The Patterns in Use report also revealed an increase in the use of aged-care services in the last year of life. “This would imply that nursing and similar professions may be dealing with cohorts with more concentrated needs, including requirements for palliative care,” Kinnear said.

Ostaszkiewicz said the report highlighted that nurses and non-nurses working in aged care need to have specialised knowledge and skills to provide care and to manage residents’ comorbidities – such as diabetes, cardiovascular disease, and musculoskeletal disorders – with confidence.

McDonald added that nurses need to understand the environments they are working in, particularly the drivers of financial management decisions surrounding staff mix compared with the case mix of residents in care.

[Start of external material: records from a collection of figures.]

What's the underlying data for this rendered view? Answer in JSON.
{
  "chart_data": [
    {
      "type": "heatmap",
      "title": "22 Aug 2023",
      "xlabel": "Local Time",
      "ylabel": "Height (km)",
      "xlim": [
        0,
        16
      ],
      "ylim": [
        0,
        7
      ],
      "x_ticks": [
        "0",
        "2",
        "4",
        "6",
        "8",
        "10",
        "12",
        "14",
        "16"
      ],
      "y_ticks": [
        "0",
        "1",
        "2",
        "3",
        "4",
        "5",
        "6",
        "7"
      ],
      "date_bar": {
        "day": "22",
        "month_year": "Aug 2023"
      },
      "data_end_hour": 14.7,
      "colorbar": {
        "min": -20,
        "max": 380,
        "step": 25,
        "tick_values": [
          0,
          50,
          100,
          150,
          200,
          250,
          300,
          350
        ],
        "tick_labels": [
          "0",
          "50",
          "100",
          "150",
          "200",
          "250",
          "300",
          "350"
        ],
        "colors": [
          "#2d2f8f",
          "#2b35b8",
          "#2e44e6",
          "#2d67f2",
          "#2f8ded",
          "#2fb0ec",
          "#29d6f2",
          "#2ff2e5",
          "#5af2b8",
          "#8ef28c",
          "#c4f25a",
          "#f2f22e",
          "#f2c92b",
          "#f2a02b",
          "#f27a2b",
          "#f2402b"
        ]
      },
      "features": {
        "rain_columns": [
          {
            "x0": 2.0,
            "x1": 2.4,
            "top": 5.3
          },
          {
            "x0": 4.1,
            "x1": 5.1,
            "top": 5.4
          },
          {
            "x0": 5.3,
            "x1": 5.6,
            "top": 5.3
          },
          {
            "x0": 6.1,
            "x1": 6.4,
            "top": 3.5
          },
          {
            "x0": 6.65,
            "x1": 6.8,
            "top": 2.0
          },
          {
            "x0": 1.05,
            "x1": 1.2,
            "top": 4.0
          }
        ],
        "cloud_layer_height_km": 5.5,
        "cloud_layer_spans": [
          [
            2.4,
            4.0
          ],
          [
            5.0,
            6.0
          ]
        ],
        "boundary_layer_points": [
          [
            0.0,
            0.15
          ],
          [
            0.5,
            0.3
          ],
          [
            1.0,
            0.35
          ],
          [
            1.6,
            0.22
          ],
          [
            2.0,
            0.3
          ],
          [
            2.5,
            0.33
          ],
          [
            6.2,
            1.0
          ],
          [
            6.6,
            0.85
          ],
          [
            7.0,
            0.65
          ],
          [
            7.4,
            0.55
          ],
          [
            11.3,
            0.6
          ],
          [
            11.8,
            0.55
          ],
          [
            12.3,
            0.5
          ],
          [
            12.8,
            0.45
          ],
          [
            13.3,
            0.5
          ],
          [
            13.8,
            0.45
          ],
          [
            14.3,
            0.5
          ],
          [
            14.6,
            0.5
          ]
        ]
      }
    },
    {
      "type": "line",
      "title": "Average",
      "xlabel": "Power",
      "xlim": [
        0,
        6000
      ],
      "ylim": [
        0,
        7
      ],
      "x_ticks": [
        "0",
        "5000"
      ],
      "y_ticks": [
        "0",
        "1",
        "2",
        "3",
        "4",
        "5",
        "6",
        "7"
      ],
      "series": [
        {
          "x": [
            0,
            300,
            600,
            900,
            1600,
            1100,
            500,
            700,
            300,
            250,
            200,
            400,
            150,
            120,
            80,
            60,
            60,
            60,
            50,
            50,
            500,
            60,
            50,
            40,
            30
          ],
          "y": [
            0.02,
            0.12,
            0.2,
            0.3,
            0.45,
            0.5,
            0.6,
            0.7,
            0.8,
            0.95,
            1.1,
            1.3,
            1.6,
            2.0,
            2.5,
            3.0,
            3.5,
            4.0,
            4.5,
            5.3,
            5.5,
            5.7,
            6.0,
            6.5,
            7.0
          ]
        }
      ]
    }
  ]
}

“Nurses need to provide considered and evidence-based advice to aged-care providers on the risks and benefits of having registered nurses in sufficient numbers and in roles where they can provide nursing support for those who need it,” she explained.

She said the enduring trend of moving RNs into management roles has left essential basic clinical services spread thin and unable to meet demand.

“Nurses need to understand the situation they are in and to provide professional advice to employers about the risks to staff and residents of not having appropriate staffing as required under the Aged Care Act 1997,” she says.

To ensure there is a nursing workforce prepared to meet the demands of the changes to the sector, McDonald said, positive practice environments that support nursing excellence and provide high-quality services are needed.

“They enable and sustain a motivated, well-prepared nurse workforce [and] enable nurses to work within a nursing model of care and to their full scope of practice,” she said. “Such environments are necessary in aged care to attract and retain nurses.”

“The nurse workforce requires opportunities and support for professional development to inform and sustain professional motivation to undertake research and enhance practice development to increase our understanding of care needs, nursing practices and care outcomes,” she said.

Ostaszkiewicz said more education programs are needed to equip healthcare professionals so they can implement systematic approaches to the care of older people, as are partnerships between the aged-care sector and schools of nursing and midwifery within universities.

“We need the aged-care sector to be much more cognisant of the delivery of evidence-based and partnership-centred care and that is best achieved by nurses and allied health professionals] from the university and VET sectors being prepared to engage with the aged-care sector.